RL Training Code Structure

This page provides an overview of the directory layout and the main responsibilities of each module inside the rl_train package. Use it as a quick reference when you need to modify, debug, or extend the training pipeline.


Entry Points

Script Purpose
run_sim_minimal.py Quickly spin up an environment and roll random actions for smoke-testing the simulation.
run_train.py Main training launcher.
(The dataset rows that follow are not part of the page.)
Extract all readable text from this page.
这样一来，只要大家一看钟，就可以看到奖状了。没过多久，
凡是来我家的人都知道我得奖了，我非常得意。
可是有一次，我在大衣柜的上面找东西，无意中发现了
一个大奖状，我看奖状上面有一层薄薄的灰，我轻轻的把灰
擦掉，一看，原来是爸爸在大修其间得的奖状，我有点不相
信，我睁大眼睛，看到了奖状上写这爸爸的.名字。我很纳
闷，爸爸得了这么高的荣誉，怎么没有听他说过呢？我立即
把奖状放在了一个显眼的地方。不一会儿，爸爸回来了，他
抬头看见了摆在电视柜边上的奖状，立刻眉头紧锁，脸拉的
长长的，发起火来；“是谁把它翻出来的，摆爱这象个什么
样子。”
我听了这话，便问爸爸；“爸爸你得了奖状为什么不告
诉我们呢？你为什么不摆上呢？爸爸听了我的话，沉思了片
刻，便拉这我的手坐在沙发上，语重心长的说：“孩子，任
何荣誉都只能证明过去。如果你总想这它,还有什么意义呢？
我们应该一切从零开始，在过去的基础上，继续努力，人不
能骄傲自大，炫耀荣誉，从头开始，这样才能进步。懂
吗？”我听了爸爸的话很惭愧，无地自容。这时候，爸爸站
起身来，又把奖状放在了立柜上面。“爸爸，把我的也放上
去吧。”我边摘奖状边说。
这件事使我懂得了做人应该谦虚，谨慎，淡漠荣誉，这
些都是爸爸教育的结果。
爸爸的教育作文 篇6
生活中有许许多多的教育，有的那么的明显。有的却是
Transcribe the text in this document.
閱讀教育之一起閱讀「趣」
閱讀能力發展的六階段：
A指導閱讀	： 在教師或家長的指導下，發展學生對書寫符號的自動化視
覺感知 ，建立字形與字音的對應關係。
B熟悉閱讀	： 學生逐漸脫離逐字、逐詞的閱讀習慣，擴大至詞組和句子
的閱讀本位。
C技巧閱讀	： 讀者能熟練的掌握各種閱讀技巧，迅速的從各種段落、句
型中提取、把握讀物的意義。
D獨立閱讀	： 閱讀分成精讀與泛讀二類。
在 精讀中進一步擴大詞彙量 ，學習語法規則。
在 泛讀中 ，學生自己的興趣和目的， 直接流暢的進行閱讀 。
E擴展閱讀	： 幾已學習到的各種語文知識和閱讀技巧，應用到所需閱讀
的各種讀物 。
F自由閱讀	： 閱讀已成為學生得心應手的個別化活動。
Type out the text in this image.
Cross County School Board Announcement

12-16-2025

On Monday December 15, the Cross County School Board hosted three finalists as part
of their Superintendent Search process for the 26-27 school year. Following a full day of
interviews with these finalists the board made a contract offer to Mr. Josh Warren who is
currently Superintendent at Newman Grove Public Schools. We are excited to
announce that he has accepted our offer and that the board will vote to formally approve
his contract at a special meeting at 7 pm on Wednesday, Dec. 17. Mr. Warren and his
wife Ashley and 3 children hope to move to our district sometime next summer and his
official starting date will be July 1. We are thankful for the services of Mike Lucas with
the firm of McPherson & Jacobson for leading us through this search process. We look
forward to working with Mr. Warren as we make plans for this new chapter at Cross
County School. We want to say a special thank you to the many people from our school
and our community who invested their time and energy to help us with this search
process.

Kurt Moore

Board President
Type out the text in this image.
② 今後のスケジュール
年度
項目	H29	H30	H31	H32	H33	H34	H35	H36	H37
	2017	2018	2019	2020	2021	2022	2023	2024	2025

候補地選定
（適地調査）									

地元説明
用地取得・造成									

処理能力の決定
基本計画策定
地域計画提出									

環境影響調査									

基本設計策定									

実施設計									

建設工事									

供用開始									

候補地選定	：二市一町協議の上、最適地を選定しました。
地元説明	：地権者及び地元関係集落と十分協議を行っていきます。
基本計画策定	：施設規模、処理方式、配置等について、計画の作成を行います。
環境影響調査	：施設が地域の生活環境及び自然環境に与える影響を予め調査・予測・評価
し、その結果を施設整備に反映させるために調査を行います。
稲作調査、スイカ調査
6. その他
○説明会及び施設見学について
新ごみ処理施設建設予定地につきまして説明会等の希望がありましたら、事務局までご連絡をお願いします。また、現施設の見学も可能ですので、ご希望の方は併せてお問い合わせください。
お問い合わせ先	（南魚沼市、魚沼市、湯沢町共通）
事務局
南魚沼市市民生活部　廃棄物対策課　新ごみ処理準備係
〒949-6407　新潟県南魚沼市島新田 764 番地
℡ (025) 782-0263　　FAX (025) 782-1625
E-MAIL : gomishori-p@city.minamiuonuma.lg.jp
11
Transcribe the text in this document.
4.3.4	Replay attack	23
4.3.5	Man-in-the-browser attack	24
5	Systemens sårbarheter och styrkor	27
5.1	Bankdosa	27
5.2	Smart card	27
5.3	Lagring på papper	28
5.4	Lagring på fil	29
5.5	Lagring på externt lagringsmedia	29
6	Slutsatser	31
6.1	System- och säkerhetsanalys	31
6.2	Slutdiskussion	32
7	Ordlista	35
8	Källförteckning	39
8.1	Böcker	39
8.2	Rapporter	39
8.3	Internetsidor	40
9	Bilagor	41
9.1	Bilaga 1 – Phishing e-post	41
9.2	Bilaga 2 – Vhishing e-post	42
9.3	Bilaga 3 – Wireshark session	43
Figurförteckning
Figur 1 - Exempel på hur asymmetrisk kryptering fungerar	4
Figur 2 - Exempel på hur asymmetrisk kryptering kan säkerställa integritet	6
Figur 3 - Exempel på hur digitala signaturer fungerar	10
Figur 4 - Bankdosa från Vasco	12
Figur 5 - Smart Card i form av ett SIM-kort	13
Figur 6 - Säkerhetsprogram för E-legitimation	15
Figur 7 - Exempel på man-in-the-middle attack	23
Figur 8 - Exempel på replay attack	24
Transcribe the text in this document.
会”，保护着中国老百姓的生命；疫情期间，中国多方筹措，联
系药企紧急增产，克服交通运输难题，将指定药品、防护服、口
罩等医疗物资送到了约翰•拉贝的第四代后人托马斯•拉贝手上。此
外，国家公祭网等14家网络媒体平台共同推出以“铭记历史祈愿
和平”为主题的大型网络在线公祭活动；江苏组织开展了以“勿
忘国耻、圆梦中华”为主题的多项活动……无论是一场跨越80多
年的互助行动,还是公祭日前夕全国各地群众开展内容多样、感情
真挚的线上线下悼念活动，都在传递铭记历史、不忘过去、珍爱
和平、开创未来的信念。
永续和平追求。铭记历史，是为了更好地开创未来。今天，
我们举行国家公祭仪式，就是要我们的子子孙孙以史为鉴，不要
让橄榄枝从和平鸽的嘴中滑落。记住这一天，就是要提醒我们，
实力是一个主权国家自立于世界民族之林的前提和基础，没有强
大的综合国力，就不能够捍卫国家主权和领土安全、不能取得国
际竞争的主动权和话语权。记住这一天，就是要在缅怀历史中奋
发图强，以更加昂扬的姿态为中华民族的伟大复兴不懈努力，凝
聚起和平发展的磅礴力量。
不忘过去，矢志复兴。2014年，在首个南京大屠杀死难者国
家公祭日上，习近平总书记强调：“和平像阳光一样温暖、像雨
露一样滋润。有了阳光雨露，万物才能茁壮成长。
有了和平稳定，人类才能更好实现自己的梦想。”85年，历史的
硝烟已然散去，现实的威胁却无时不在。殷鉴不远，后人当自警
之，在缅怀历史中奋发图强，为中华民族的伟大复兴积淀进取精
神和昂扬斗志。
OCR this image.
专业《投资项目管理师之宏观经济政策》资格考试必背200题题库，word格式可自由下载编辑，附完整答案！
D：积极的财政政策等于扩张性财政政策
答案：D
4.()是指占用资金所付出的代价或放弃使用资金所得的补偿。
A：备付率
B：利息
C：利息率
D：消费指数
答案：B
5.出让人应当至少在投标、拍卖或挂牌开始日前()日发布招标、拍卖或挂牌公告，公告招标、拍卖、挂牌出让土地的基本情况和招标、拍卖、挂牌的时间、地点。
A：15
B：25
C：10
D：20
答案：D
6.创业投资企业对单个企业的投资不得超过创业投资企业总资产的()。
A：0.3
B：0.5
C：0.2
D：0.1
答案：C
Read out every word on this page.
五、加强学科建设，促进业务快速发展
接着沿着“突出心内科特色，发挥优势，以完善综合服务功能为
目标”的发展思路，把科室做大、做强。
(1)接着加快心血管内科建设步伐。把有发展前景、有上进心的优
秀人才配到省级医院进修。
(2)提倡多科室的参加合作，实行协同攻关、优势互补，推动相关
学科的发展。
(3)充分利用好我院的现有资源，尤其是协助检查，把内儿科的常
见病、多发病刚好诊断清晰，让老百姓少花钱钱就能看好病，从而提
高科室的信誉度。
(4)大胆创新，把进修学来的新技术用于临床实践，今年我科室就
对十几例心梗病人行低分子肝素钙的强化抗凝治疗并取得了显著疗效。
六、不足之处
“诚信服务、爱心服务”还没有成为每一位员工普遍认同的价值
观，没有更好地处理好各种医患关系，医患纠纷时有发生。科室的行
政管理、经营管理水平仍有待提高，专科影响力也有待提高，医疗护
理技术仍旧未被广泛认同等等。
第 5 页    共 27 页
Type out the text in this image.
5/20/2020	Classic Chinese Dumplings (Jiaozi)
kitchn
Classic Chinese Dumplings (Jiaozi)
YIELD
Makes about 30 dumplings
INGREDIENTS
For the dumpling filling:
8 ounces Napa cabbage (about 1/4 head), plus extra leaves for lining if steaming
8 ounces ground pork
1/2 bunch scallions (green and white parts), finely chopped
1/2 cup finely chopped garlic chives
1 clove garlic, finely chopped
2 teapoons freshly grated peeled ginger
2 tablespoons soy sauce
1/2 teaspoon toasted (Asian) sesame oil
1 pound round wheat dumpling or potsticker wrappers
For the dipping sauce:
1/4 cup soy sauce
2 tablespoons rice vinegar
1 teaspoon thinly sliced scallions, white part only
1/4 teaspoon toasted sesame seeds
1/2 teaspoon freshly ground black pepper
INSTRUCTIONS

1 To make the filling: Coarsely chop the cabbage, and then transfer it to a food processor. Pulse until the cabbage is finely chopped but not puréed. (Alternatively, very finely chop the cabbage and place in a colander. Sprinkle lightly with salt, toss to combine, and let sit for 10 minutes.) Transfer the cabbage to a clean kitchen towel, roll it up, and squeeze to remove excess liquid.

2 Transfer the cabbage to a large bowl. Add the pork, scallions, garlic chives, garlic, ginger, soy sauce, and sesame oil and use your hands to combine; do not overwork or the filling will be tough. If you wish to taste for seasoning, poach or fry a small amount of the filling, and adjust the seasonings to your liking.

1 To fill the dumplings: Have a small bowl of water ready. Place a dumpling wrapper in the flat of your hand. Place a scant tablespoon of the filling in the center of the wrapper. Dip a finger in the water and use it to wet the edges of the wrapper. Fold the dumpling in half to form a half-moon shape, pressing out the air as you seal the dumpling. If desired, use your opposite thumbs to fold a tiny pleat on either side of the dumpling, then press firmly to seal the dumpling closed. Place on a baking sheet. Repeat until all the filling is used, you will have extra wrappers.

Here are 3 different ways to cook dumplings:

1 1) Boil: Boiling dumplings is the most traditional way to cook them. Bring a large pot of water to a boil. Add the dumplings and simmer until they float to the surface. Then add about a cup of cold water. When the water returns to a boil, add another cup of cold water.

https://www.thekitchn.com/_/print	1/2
Reads a JSON config, constructs environments, and starts Stable-Baselines3 PPO training.
run_policy_eval.py Replay a trained policy in evaluation mode and generate analysis artefacts.

All three scripts accept a rich set of CLI flags so that most hyper-parameters can be overridden without editing the JSON config files.


Directory Layout

rl_train/
├── envs/                # Gym / MuJoCo environment definitions
│   ├── myoassist_leg_base.py
│   ├── myoassist_leg_imitation.py
│   └── environment_handler.py
│
├── train/               # Training pipeline (configs, commands, policies)
│   ├── train_configs/   # JSON files that fully specify a training session
│   ├── train_commands/  # Convenience shell commands for long experiments
│   └── policies/        # Custom policy networks
│
├── utils/               # Generic utilities used across training / analysis
│   └── learning_callback.py  # Custom SB3 callback for logging & checkpoints
│
├── analyzer/            # Post-training analysis & visualisation
│   ├── gait_analyze.py
│   ├── gait_evaluate.py
│   └── train_analyzer.py
│
├── reference_data/      # Human Mo-cap data used for imitation or evaluation
│   └── short_reference_gait.npz
│
└── results/             # Auto-generated output (checkpoints, logs, videos)

envs/

Home of all MuJoCo-based Gym environments

File Key Class Notes
myoassist_leg_base.py MyoAssistLegBase Base class that wires intrinsic simulation logic, observation construction and reward terms.
myoassist_leg_imitation.py MyoAssistLegImitationEnv Environment for muscle-driven imitation learning (human-only).
myoassist_leg_imitation_exo.py MyoAssistLegImitationExoEnv Variant that adds exoskeleton actuation.
environment_handler.py EnvironmentHandler Factory that instantiates and vectorises envs based on JSON config.

train/

Launch, configure, and extend PPO training

  • train_configs/ – Dozens of ready-made JSON presets. The file name usually describes the experiment (imitation_tutorial_22_separated_net_partial_obs.json).
  • train_commands/ – Helper shell scripts or *.sh bundles so long experiments can be reproduced easily on a cluster.
  • policies/ – Custom network architectures. If absent, SB3’s default MLP is used.

utils/

Shared helpers – no training logic inside

File What it does
learning_callback.py Saves checkpoints, videos and metrics every N steps. Also handles curriculum switches.
train_log_handler.py Small wrapper around loguru to standardise log output across scripts.
numpy_utils.py Misc. helper functions for fast array ops.
data_types.py Pydantic-style typed dicts used for config validation.

analyzer/

Post-hoc evaluation & visualisation

The analysis pipeline is modular – run train_analyzer.py to generate plots in results/train_session_*/analyze_results/.

reference_data/

Contains reference gait trajectories (e.g., NPZ files) used for imitation or for computing biomechanical metrics.


Typical Data Flow

  1. run_train.py loads a JSON config → constructs an EnvironmentHandler.
  2. The handler creates multiple MyoAssistLegImitationEnv instances and wraps them using SB3’s SubprocVecEnv.
  3. A PPO policy (custom or default) is initialised and starts learning.
  4. Every k steps LearningCallback saves:
    • trained_models/model_<steps>.zip
    • train_log.json
    • preview videos (if flag_rendering is on)
  5. After training, run run_policy_eval.py to replay checkpoints and kick off analyzer/train_analyzer.py.

Extending the Pipeline

  1. Add a new terrain – update HfieldManager and reference it in your JSON config.
  2. Custom reward – subclass MyoAssistLegBase and override _calculate_reward().
  3. Different algorithm – replace the PPO import in run_train.py with any SB3 algorithm; the callback remains compatible.
  4. New plots – add a function in analyzer/gait_analyze.py and call it from train_analyzer.py.